In case you hadn’t noticed today is officially Flag Day, a demi-holiday easily overlooked. It is celebrated by displaying the American Flag. Veterans’ groups often organize solemn flag disposal ceremonies.
No other country on earth makes quite the fetish of its flag as does the United States. The word idolatry comes to mind. At its worst it elevates the symbol—the Flag—over the substance—the democratic values espoused in the Declaration of Independence and protected by the Constitution. It is an absolute truism that those who wrap themselves most in the Flag—and these day that is not just a figurative term—are the most disingenuous and dangerous.
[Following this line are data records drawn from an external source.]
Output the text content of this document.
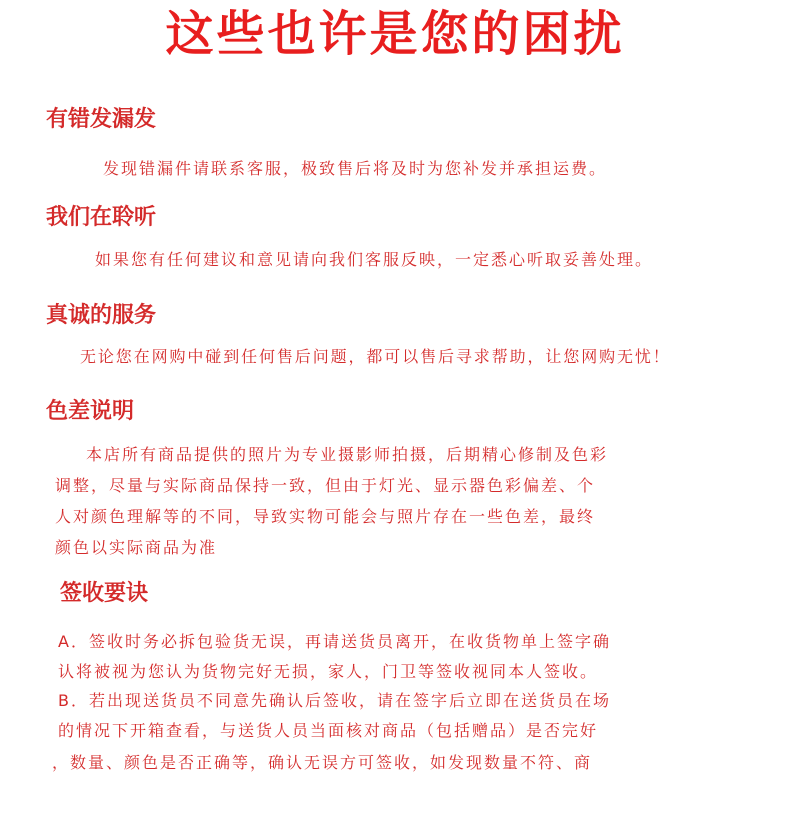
这些也许是您的困扰
有错发漏发
发现错漏件请联系客服，极致售后将及时为您补发并承担运费。
我们在聆听
如果您有任何建议和意见请向我们客服反映，一定悉心听取妥善处理。
真诚的服务
无论您在网购中碰到任何售后问题，都可以售后寻求帮助，让您网购无忧！
色差说明
本店所有商品提供的照片为专业摄影师拍摄，后期精心修制及色彩
调整，尽量与实际商品保持一致，但由于灯光、显示器色彩偏差、个
人对颜色理解等的不同，导致实物可能会与照片存在一些色差，最终
颜色以实际商品为准
签收要诀
A．签收时务必拆包验货无误，再请送货员离开，在收货物单上签字确
认将被视为您认为货物完好无损，家人，门卫等签收视同本人签收。
B．若出现送货员不同意先确认后签收，请在签字后立即在送货员在场
的情况下开箱查看，与送货人员当面核对商品（包括赠品）是否完好
，数量、颜色是否正确等，确认无误方可签收，如发现数量不符、商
Witness any Tea Party event.
On the other hand, many of us—especially those who served in the Armed Forces or who were raised in a veteran’s household—have been taught to respect the Flag and “the nation for which it stands.” I hang the Flag on my house every year from Memorial Day through Thanksgiving and always place my hat over my heart when it passes by in a parade. It’s just the way I was raised.
Part of the national devotion to the Flag comes from an odd combination of cultural coincidence and calculated political strategy. Our National Anthem, not officially adopted until 1931 but widely used on patriotic occasions for more than a century prior, may be the only national song about a flag. Not widely displayed except at military posts, on Navy ships, and on some Federal buildings prior to the Civil War, the Grand Army of the Republic heavily promoted its use after the war in a spirit of triumphalism of the Union over the vanquished South. For that reason display of the national flag was highly unpopular in the South until World War I.
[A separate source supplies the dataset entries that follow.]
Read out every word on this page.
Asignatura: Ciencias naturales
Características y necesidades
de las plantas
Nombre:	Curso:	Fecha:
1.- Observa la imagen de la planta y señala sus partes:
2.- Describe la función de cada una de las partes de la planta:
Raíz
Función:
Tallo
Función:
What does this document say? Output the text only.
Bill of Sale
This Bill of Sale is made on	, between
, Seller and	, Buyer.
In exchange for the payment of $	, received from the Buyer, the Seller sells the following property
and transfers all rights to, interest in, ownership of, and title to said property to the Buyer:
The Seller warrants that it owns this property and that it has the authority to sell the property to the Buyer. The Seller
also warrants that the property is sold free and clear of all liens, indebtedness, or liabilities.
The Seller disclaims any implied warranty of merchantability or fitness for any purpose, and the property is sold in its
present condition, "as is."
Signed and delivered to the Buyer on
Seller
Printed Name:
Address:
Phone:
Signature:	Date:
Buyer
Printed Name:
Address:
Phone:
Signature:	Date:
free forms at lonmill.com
The Pledge of Allegiance was penned by Francis Bellamy, a Baptist minister and socialist, for use during celebration the 400th anniversary of the supposed discovery of the New World by Christopher Columbus. Quickly adopted by schools as part of the daily ritual of beginning classes, the Pledge does not swear allegiance to the government—an inclusive tip-of-the-hat to resentful former Rebels—or even to the Constitution, but to a symbol, the Flag.
By the turn of the 20th Century the Flag was being used as a symbol of assimilation for the waves of emigrants swamping our shores—and as a test of their loyalty. The most popular composers of the era—the March King John Philip Sousa and Broadway’s George M. Cohan made literal flag waving as popular as moon-June-spoon ballads.
During World War I, the Woodrow Wilson administration used flag imagery as part of their very sophisticated domestic propaganda operation designed to rouse support of the war effort and raise Liberty Loans. After the war, the Flag was used to rally support for suppression of the labor movement, radicalism, Socialism, and Communism said to represent sinister alien ideologies.
Wilson proclaimed the first official Flag Day in 1916. In 1949, with the country in the grips of yet another Red Scare, Congress made it an official Federal Holiday, although withholding the paid days off for Federal employees standard for other holidays.
June 14 is Flag Day because on this date in 1777 the Continental Congress passed the Flag Act which officially described a new national banner: “Resolved: That the flag of the United States be made of thirteen stripes, alternate red and white; that the union be thirteen stars, white in a blue field, representing a new Constellation.”
The new official flag—not, by the way, likely first sewn by Philadelphia seamstress Betsy Ross—was based on the unofficial Grand Union flag used by General George Washington during the siege of Boston. That flag had the same thirteen alternating red and white stripes but had the British Union flag in its canton. Of course that was before Independence was declared in July of 1776. It wouldn’t do to keep the reference to the British flag.
The Act was vague—it did not describe the arrangement of the stars in the field, how the stars should be shaped, or even how large the field should be. Local flag makers working from the sketch description produced many variations with five, six, and even twelve pointed stars; with stars of different sizes; and many variations of arrangement. Also the shade of blue used for the field depended largely on what blue cloth the maker might have at hand.
The familiar thirteen stars in a circle was not only not standard, some historians doubt if it was used at all during the Revolutionary War. Others believe that it might have been the flag used at the British surrender at Yorktown.
After Vermont and Kentucky were added to the Union two additional stars and two stripes were added. It was this flag that was the Star Spangled Banner observed still flying over Ft. McHenry in Baltimore harbor after an all night British naval bombardment in 1815. It became apparent that with more new states, adding stripes would quickly become clumsy. In 1818, after five more states were added, Congress fixed the number of stripes at thirteen with an added star for each new state.
But it still did not specifically designate an arrangement for the stars. During the Civil War flags with all manner of arrangements were used. It was not until the creation of the 48 star flag in 1912 that a specific arrangement was established. The current 50 star flag has been in use since July 4, 1960 after the admission of Hawaii to the Union. This year will mark the 52nd anniversary of that flag, which has been in service longer than any previous national banner.